SPOILERS AHEAD for Teenage Mutant Ninja Turtles #120!
The plot of this issue is simple, mostly just following up what we know from last time: The mutant kids are kidnapped by Man Ray in a play to undermine Old Hob’s leadership, all the while the Turtles fight back the Mutanimal forces. It’s a simple premise to be sure, but we didn’t need any more major plot twists this time, and I’m thankful the book is given ample breathing room to let things play out without any curve balls being thrown.
The real meat here is in the characterization. The betrayal of Ray comes as a bit of a shock (he’s been a big player in the Mutanimal storylines in this canon), but it comes at the behest of a change in Hob’s own character. He’s softened up quite a bit over time, even if his methods are less than morally righteous. This is also reflected in Raphael, who storms in ahead of the others to give Hob a serious beat down as they exchange blame for the creation of Mutant Town in the first place.
I’ve wanted this acknowledgement of Raph’s involvement in this whole ordeal for awhile, so I’m glad it’s being addressed, even it is mostly to have him pass the buck. I would have liked an exploration of Raph’s guilt to be a bit more nuanced than simply throwing the blame back in Hob’s face, as the situation wasn’t as black and white as the issue seemed to make it out to be. That being said, I’m happy to get discussion on it at all after all this time.
Hob himself was really the most interesting character in this issue in my opinion. He’s been developed very slowly over this book’s long history (as its first real original villain, he’s had plenty of time), and the realization of that growth by his most trusted ally is a great source of drama to mine. Seeing the slow methodical shift from stone cold killer, to violent revolutionary, to bio-terrorist, and now to just an older, wiser man who just wants to see and end to all this, has been a really fun journey to observe. I hope we push more in this direction moving forward, I think a fully redeemed Hob would be a real treat in the long term.
The art this issue was also pretty solid all around. I really enjoy Nishijima’s take on the Turtles themselves, they’re well proportioned and stylized without letting that style overtake their core aesthetic, and retain a good amount of expressiveness in facial features and overall body language. Some of the human characters don’t look quite as on point, but given that this is an almost entirely mutant-centric entry, that’s not exactly an issue.

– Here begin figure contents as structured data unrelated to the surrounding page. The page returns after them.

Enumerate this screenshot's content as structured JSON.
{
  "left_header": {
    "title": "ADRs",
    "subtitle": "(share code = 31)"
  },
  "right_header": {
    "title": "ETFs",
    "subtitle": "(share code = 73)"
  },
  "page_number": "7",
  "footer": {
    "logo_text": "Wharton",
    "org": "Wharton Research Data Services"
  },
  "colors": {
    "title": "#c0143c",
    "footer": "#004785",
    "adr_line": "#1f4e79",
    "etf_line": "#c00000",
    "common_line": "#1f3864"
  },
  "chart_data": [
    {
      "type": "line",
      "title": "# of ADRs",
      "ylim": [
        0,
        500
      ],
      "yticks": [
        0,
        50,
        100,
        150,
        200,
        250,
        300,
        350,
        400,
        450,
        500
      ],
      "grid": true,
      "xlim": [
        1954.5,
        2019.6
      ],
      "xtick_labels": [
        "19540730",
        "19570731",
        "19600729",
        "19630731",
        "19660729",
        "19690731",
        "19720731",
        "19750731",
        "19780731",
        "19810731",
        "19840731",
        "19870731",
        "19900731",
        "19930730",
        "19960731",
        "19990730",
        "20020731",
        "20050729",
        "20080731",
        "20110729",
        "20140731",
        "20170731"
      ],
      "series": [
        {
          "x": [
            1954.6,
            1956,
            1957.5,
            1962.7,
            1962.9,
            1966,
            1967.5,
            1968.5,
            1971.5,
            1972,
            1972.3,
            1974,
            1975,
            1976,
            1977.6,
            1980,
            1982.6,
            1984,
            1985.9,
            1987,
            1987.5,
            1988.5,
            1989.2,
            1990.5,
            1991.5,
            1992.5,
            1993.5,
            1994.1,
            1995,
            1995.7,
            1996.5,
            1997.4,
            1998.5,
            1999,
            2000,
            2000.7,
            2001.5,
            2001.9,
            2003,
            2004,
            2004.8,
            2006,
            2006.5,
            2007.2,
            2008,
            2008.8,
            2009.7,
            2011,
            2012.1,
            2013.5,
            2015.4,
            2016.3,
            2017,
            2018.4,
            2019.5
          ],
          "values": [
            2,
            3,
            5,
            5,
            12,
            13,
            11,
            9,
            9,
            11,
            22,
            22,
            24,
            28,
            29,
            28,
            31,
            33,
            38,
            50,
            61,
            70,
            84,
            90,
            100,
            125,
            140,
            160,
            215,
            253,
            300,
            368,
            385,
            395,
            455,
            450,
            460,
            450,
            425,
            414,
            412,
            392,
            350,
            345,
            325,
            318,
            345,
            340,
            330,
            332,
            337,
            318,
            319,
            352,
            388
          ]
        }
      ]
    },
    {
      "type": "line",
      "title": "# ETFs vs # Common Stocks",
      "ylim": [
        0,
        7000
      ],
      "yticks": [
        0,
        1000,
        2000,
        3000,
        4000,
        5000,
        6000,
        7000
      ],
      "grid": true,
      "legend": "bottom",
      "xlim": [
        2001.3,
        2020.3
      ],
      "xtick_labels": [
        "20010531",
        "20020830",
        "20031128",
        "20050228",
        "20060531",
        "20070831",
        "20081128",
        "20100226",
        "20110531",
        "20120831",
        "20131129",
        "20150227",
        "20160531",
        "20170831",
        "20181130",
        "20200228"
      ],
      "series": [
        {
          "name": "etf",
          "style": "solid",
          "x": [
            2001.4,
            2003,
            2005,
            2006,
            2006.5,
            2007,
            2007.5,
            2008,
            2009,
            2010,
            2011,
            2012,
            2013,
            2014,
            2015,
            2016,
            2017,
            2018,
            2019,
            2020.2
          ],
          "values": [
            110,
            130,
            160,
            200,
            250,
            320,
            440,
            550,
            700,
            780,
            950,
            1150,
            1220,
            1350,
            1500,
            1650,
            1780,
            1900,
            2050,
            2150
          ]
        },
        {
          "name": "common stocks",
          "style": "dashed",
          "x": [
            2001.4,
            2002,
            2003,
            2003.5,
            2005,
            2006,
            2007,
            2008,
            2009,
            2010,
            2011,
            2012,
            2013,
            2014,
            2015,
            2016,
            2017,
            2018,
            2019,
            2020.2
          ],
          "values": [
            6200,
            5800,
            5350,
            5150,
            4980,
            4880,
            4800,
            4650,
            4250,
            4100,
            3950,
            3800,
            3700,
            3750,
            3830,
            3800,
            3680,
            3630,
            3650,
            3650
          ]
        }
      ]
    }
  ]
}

Overall, this issue was fine. As much as I’d like a bit more to chew on in regards to Raphael after having that his character arc so lightly touched on here, I’m willing to wait and see if more is done with him before I pass judgment. Hob himself is fantastically characterized here though, and it’s clear Campbell respects the long journey this character has been on thus far, even if he still needs to face the consequences of his actions. This one didn’t blow me away, but I still enjoyed it nonetheless.